Когда святой отец наш Видикон схватился за высоковольтный провод и не отпускал его даже в смерти своей, чтобы слова его святейшества Папы через спутники могли достигнуть всех телепередатчиков мира спасения ради нашей Святой католической церкви — да, когда свершил он сей подвиг духа и через это погиб за веру, в тот нескончаемый миг ослепительной боли его поддерживала и давала силы уверенность в том, что, приняв смерть мученическую, он отправится прямиком на небеса и к лику святых причислен будет.

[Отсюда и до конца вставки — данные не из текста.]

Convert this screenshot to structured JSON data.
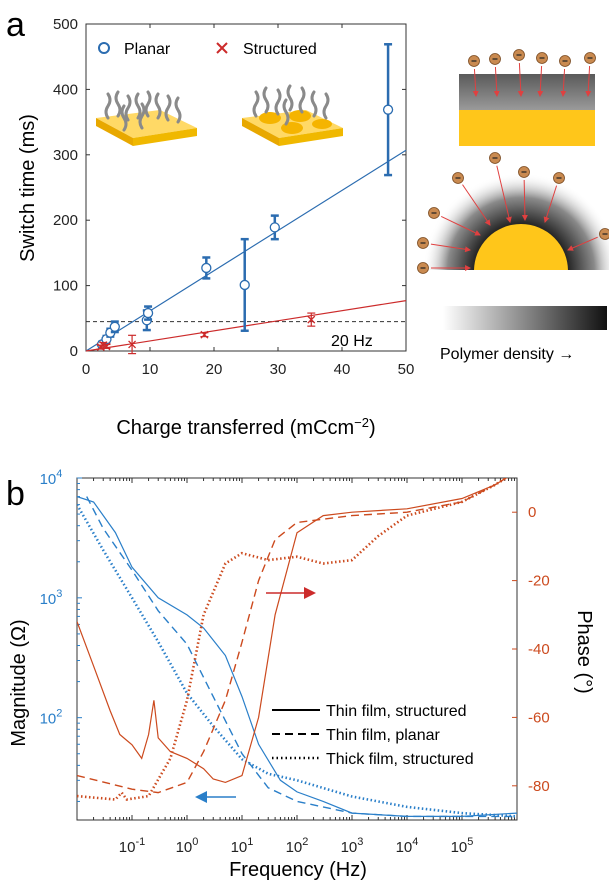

Сколь же глубока была бездна смятения его, когда боль притупилась и пришел он в сознание и обнаружил, что падает во тьму, в холоде, который леденит его душу. Вдалеке заметил он несчетные солнца, и понял он, что летит сквозь пустоту и это его нескончаемое падение — и не падение вовсе, а лишь отсутствие гравитации. О да, он узнал это место, ибо не было в нем ничего, и страх овладел душой его, ибо таков, знал он, должен быть ад: пустота, лишенная всякой жизни.

И тогда, охваченный ужасом, вскричал он в гневе своем:

— Господи! За Тебя отдал я жизнь свою! За что Ты отверг меня?

Но едва сорвались слова эти с губ его, как раскаялся он, и назвал себя глупцом маловерным за то, что даже теперь, в смерти своей, усомнился в том, что Христос не оставит его.